Again, the only 'proof' this came from the FBI is the hackers, who could be lying.
And we don't know that Apple gave it to them.
Well it turns out not only can't the FBI crack TrueCrypt, they can't use it either
TrueCrypt doesn't provide any protection once a user is logged in and using the system.
This is because the data is unencrypted and mounted when the user is logged in.
A remote exploit, such as the AtomicReferenceArray in Java, requires the target user to be logged in to be used against the system.

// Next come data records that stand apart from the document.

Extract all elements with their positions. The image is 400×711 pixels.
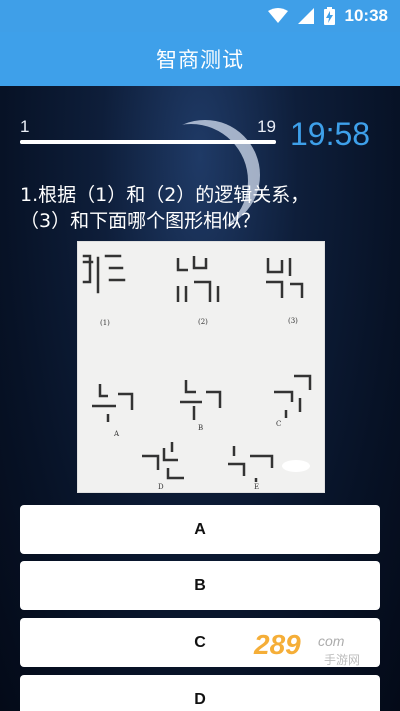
cell-signal-icon xyxy=(297,8,314,24)
app-bar: 智商测试 xyxy=(0,32,400,86)
page-title: 智商测试 xyxy=(156,48,244,72)
battery-charging-icon xyxy=(323,7,335,25)
figure-option-label-d: D xyxy=(158,483,164,491)
progress-min-label: 1 xyxy=(20,117,30,136)
progress-track xyxy=(20,140,276,144)
progress-fill xyxy=(20,140,276,144)
option-button-d[interactable]: D xyxy=(20,675,380,711)
option-label: C xyxy=(194,633,206,651)
figure-option-label-e: E xyxy=(254,483,259,491)
option-label: B xyxy=(194,576,206,594)
figure-smudge xyxy=(282,460,310,472)
option-label: D xyxy=(194,691,206,708)
figure-label-2: (2) xyxy=(198,318,208,326)
figure-label-1: (1) xyxy=(100,319,110,327)
status-time: 10:38 xyxy=(344,6,388,25)
puzzle-option-e xyxy=(228,446,274,482)
option-label: A xyxy=(194,520,206,538)
puzzle-option-b xyxy=(180,380,222,420)
puzzle-option-c xyxy=(274,374,312,418)
wifi-icon xyxy=(267,8,288,24)
question-line-1: 1.根据（1）和（2）的逻辑关系， xyxy=(20,184,310,206)
status-bar: 10:38 xyxy=(0,0,400,32)
progress-max-label: 19 xyxy=(257,117,276,136)
puzzle-figure-3 xyxy=(266,258,304,298)
puzzle-figure-svg: (1) (2) (3) A B C D E xyxy=(82,254,312,491)
figure-option-label-a: A xyxy=(113,430,120,438)
countdown-timer: 19:58 xyxy=(290,116,371,152)
puzzle-option-a xyxy=(92,384,134,422)
option-button-b[interactable]: B xyxy=(20,561,380,610)
figure-option-label-b: B xyxy=(198,424,203,432)
question-progress: 1 19 xyxy=(20,117,278,147)
question-text: 1.根据（1）和（2）的逻辑关系， （3）和下面哪个图形相似？ xyxy=(20,182,380,234)
question-figure: (1) (2) (3) A B C D E xyxy=(77,241,325,493)
option-button-c[interactable]: C xyxy=(20,618,380,667)
figure-option-label-c: C xyxy=(276,420,281,428)
option-button-a[interactable]: A xyxy=(20,505,380,554)
puzzle-figure-1 xyxy=(82,254,126,294)
puzzle-top-labels: (1) (2) (3) xyxy=(100,317,298,327)
figure-label-3: (3) xyxy=(288,317,298,325)
puzzle-option-d xyxy=(142,442,184,480)
question-line-2: （3）和下面哪个图形相似？ xyxy=(20,210,261,232)
puzzle-figure-2 xyxy=(176,256,220,302)
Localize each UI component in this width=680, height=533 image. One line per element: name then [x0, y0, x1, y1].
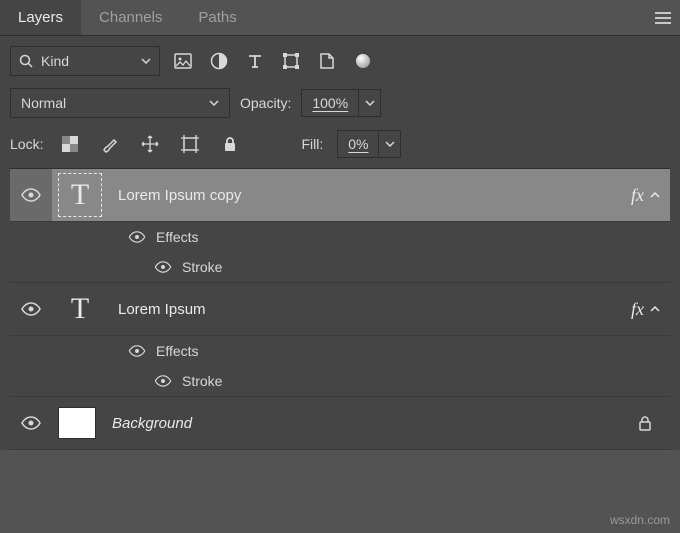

Sparse bundle disk images made via Disk Utility remain unmounted and encrypted after the user logs in unless the user manually mounts and unencrypts the data.
Last edited:
iPhone apps can run on iPads. So you can't really limit to universal, you might miss something
No, you can make a TrueCrypt image which you mount separately from the system too. As long as it wasn't mounted during the hack, it'd be pretty much impossible to steal that data.
Something tells me you didn't read the entire article and don't understand how all this works.